Saturday, April 17, 2004
As the Russian winter offensive petered out in the Spring of 1942, the Germans secretly repositioned most of their panzer arm in Army Group South's area of responsibilities, opposite a weakness in the Russian line. Stalin, focused as he was on Moscow, was caught completely unawares as the Wehrmacht roared out of the Ukraine and into a seemingly endless procession of wheatfields and rolling hill country. The Red Army was forced into pell mell retreat, much as it had been the previous summer. Case Blue had, as its ultimate aim, Russia's oil resources. Stalin had to find a way to make a stand and force Hitler to fight him on a ground of Stalin's choosing.
The Red Army staff chose to reinforce Stalingrad. Named as it was after the Big Cheese himself, the Russians put up a stout defense early on, forcing Sixth Army and Fourth Panzer Army to slug it out as they entered the city. Stalin had his battle, and more and more German resources were sucked into a positional battle for a city. Stalin had judged Hitler well. He knew that the City of Stalin was an irresistable propaganda target for Hitler. So the battle was fought.

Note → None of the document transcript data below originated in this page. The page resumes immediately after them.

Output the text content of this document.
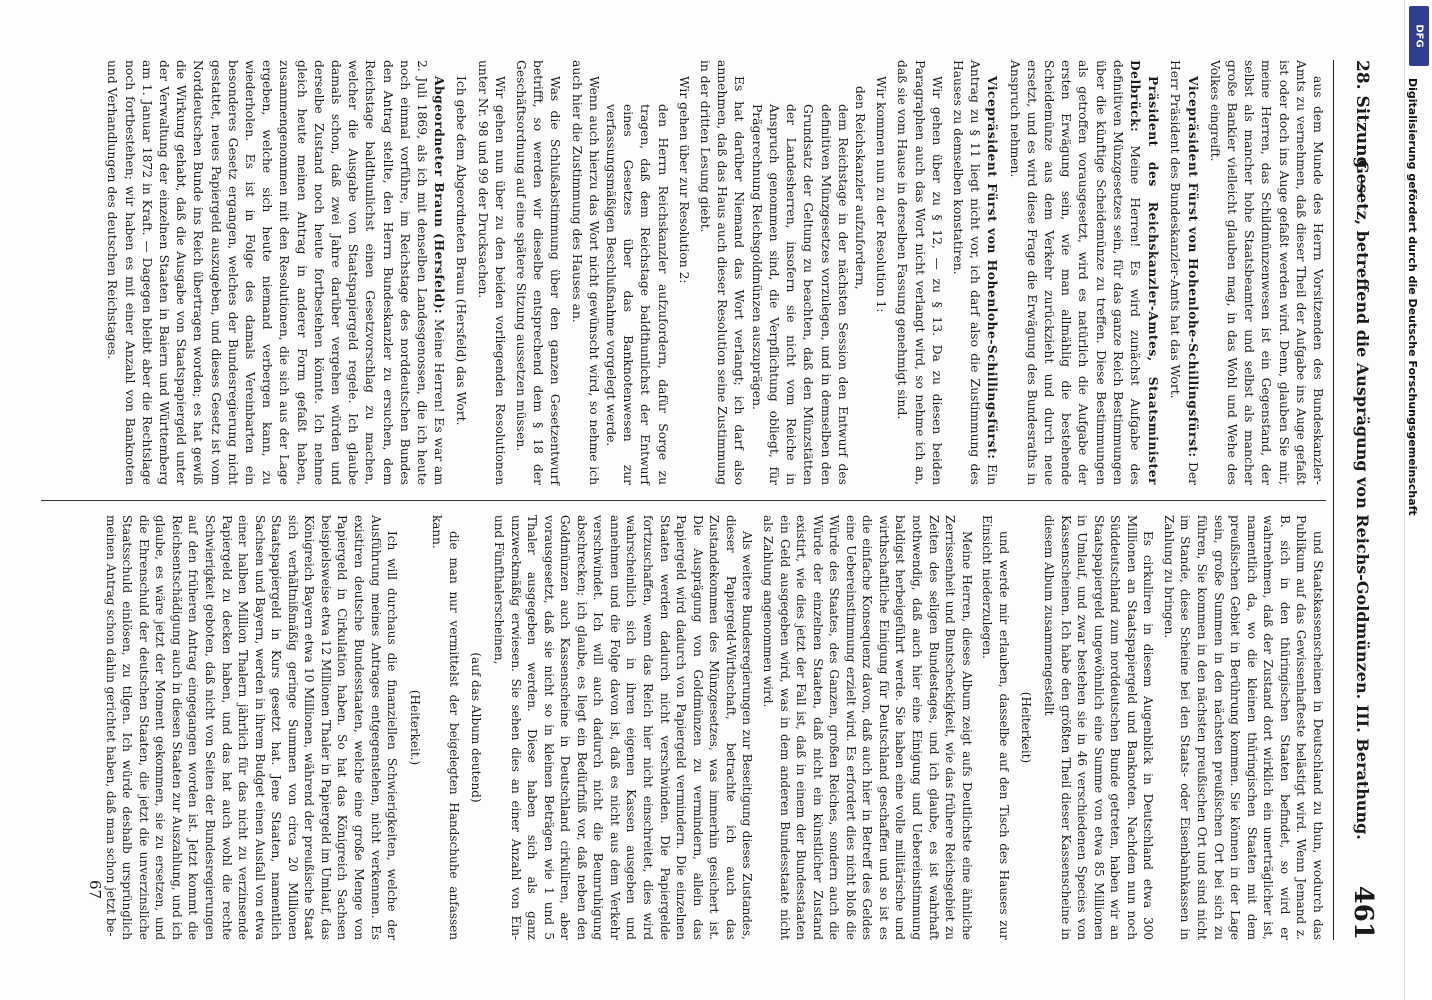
28. Sitzung. —
Gesetz, betreffend die Ausprägung von Reichs-Goldmünzen. III. Berathung.
461

aus dem Munde des Herrn Vorsitzenden des Bundeskanzler-Amts zu vernehmen, daß dieser Theil der Aufgabe ins Auge gefaßt ist oder doch ins Auge gefaßt werden wird. Denn, glauben Sie mir, meine Herren, das Schildmünzenwesen ist ein Gegenstand, der selbst als mancher hohe Staatsbeamter und selbst als mancher große Bankier vielleicht glauben mag, in das Wohl und Wehe des Volkes eingreift.

Vicepräsident Fürst von Hohenlohe-Schillingsfürst: Der Herr Präsident des Bundeskanzler-Amts hat das Wort.

Präsident des Reichskanzler-Amtes, Staatsminister Delbrück: Meine Herren! Es wird zunächst Aufgabe des definitiven Münzgesetzes sein, für das ganze Reich Bestimmungen über die künftige Scheidemünze zu treffen. Diese Bestimmungen als getroffen vorausgesetzt, wird es natürlich die Aufgabe der ersten Erwägung sein, wie man allmählig die bestehende Scheidemünze aus dem Verkehr zurückzieht und durch neue ersetzt, und es wird diese Frage die Erwägung des Bundesraths in Anspruch nehmen.

Vicepräsident Fürst von Hohenlohe-Schillingsfürst: Ein Antrag zu § 11 liegt nicht vor, ich darf also die Zustimmung des Hauses zu demselben konstatiren.

Wir gehen über zu § 12, — zu § 13. Da zu diesen beiden Paragraphen auch das Wort nicht verlangt wird, so nehme ich an, daß sie vom Hause in derselben Fassung genehmigt sind.

Wir kommen nun zu der Resolution 1:

den Reichskanzler aufzufordern,

dem Reichstage in der nächsten Session den Entwurf des definitiven Münzgesetzes vorzulegen, und in demselben den Grundsatz der Geltung zu beachten, daß den Münzstätten der Landesherren, insofern sie nicht vom Reiche in Anspruch genommen sind, die Verpflichtung obliegt, für Prägerechnung Reichsgoldmünzen auszuprägen.

Es hat darüber Niemand das Wort verlangt; ich darf also annehmen, daß das Haus auch dieser Resolution seine Zustimmung in der dritten Lesung giebt.

Wir gehen über zur Resolution 2:

den Herrn Reichskanzler aufzufordern, dafür Sorge zu tragen, daß dem Reichstage baldthunlichst der Entwurf eines Gesetzes über das Banknotenwesen zur verfassungsmäßigen Beschlußnahme vorgelegt werde.

Wenn auch hierzu das Wort nicht gewünscht wird, so nehme ich auch hier die Zustimmung des Hauses an.

Was die Schlußabstimmung über den ganzen Gesetzentwurf betrifft, so werden wir dieselbe entsprechend dem § 18 der Geschäftsordnung auf eine spätere Sitzung aussetzen müssen.

Wir gehen nun über zu den beiden vorliegenden Resolutionen unter Nr. 98 und 99 der Drucksachen.

Ich gebe dem Abgeordneten Braun (Hersfeld) das Wort.

Abgeordneter Braun (Hersfeld): Meine Herren! Es war am 2. Juli 1869, als ich mit denselben Landesgenossen, die ich heute noch einmal vorführe, im Reichstage des norddeutschen Bundes den Antrag stellte, den Herrn Bundeskanzler zu ersuchen, dem Reichstage baldthunlichst einen Gesetzvorschlag zu machen, welcher die Ausgabe von Staatspapiergeld regele. Ich glaube damals schon, daß zwei Jahre darüber vergehen würden und derselbe Zustand noch heute fortbestehen könnte. Ich nehme gleich heute meinen Antrag in anderer Form gefaßt haben, zusammengenommen mit den Resolutionen, die sich aus der Lage ergeben, welche sich heute niemand verbergen kann, zu wiederholen. Es ist in Folge des damals Vereinbarten ein besonderes Gesetz ergangen, welches der Bundesregierung nicht gestattet, neues Papiergeld auszugeben, und dieses Gesetz ist vom Norddeutschen Bunde ins Reich übertragen worden; es hat gewiß die Wirkung gehabt, daß die Ausgabe von Staatspapiergeld unter der Verwaltung der einzelnen Staaten in Baiern und Württemberg am 1. Januar 1872 in Kraft. — Dagegen bleibt aber die Rechtslage noch fortbestehen; wir haben es mit einer Anzahl von Banknoten und Verhandlungen des deutschen Reichstages.

und Staatskassenscheinen in Deutschland zu thun, wodurch das Publikum auf das Gewissenhafteste belästigt wird. Wenn Jemand z. B. sich in den thüringischen Staaten befindet, so wird er wahrnehmen, daß der Zustand dort wirklich ein unerträglicher ist, namentlich da, wo die kleinen thüringischen Staaten mit dem preußischen Gebiet in Berührung kommen. Sie können in der Lage sein, große Summen in den nächsten preußischen Ort bei sich zu führen, Sie kommen in den nächsten preußischen Ort und sind nicht im Stande, diese Scheine bei den Staats- oder Eisenbahnkassen in Zahlung zu bringen.

Es cirkuliren in diesem Augenblick in Deutschland etwa 300 Millionen an Staatspapiergeld und Banknoten. Nachdem nun noch Süddeutschland zum norddeutschen Bunde getreten, haben wir an Staatspapiergeld ungewöhnlich eine Summe von etwa 85 Millionen in Umlauf, und zwar bestehen sie in 46 verschiedenen Species von Kassenscheinen. Ich habe den größten Theil dieser Kassenscheine in diesem Album zusammengestellt

(Heiterkeit)

und werde mir erlauben, dasselbe auf den Tisch des Hauses zur Einsicht niederzulegen.

Meine Herren, dieses Album zeigt aufs Deutlichste eine ähnliche Zerrissenheit und Buntscheckigkeit, wie das frühere Reichsgebiet zu Zeiten des seligen Bundestages, und ich glaube, es ist wahrhaft nothwendig, daß auch hier eine Einigung und Uebereinstimmung baldigst herbeigeführt werde. Sie haben eine volle militärische und wirthschaftliche Einigung für Deutschland geschaffen und so ist es die einfache Konsequenz davon, daß auch hier in Betreff des Geldes eine Uebereinstimmung erzielt wird. Es erfordert dies nicht bloß die Würde des Staates, des Ganzen, großen Reiches, sondern auch die Würde der einzelnen Staaten, daß nicht ein künstlicher Zustand existirt, wie dies jetzt der Fall ist, daß in einem der Bundesstaaten ein Geld ausgegeben wird, was in dem anderen Bundesstaate nicht als Zahlung angenommen wird.

Als weitere Bundesregierungen zur Beseitigung dieses Zustandes, dieser Papiergeld-Wirthschaft, betrachte ich auch das Zustandekommen des Münzgesetzes, was immerhin gesichert ist. Die Ausprägung von Goldmünzen zu vermindern, allein das Papiergeld wird dadurch von Papiergeld vermindern. Die einzelnen Staaten werden dadurch nicht verschwinden. Die Papiergelde fortzuschaffen, wenn das Reich hier nicht einschreitet, dies wird wahrscheinlich sich in ihren eigenen Kassen ausgeben und annehmen und die Folge davon ist, daß es nicht aus dem Verkehr verschwindet. Ich will auch dadurch nicht die Beunruhigung abschrecken; ich glaube, es liegt ein Bedürfniß vor, daß neben den Goldmünzen auch Kassenscheine in Deutschland cirkuliren, aber vorausgesetzt, daß sie nicht so in kleinen Beträgen wie 1 und 5 Thaler ausgegeben werden. Diese haben sich als ganz unzweckmäßig erwiesen. Sie sehen dies an einer Anzahl von Ein- und Fünfthalerscheinen,

(auf das Album deutend)

die man nur vermittelst der beigelegten Handschuhe anfassen kann.

(Heiterkeit.)

Ich will durchaus die finanziellen Schwierigkeiten, welche der Ausführung meines Antrages entgegenstehen, nicht verkennen. Es existiren deutsche Bundesstaaten, welche eine große Menge von Papiergeld in Cirkulation haben. So hat das Königreich Sachsen beispielsweise etwa 12 Millionen Thaler in Papiergeld im Umlauf, das Königreich Bayern etwa 10 Millionen, während der preußische Staat sich verhältnißmäßig geringe Summen von circa 20 Millionen Staatspapiergeld in Kurs gesetzt hat. Jene Staaten, namentlich Sachsen und Bayern, werden in ihrem Budget einen Ausfall von etwa einer halben Million Thalern jährlich für das nicht zu verzinsende Papiergeld zu decken haben, und das hat auch wohl die rechte Schwierigkeit geboten, daß nicht von Seiten der Bundesregierungen auf den früheren Antrag eingegangen worden ist. Jetzt kommt die Reichsentschädigung auch in diesen Staaten zur Auszahlung, und ich glaube, es wäre jetzt der Moment gekommen, sie zu ersetzen, und die Ehrenschuld der deutschen Staaten, die jetzt die unverzinsliche Staatsschuld einlösen, zu tilgen. Ich würde deshalb ursprünglich meinen Antrag schon dahin gerichtet haben, daß man schon jetzt be-

67
DFG
Digitalisierung gefördert durch die Deutsche Forschungsgemeinschaft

Stalingrad comes back to me now as we ponder Fallujah, a medium sized town on the Euphrates River. But it does not bother me for the reasons that most on the Left might suppose. Rather, as a fragile ceasefire begins to come apart, I shall show you why the Iraqi insurgents and their jihadist allies have made a terrible blunder, much like Hitler had done so many years before.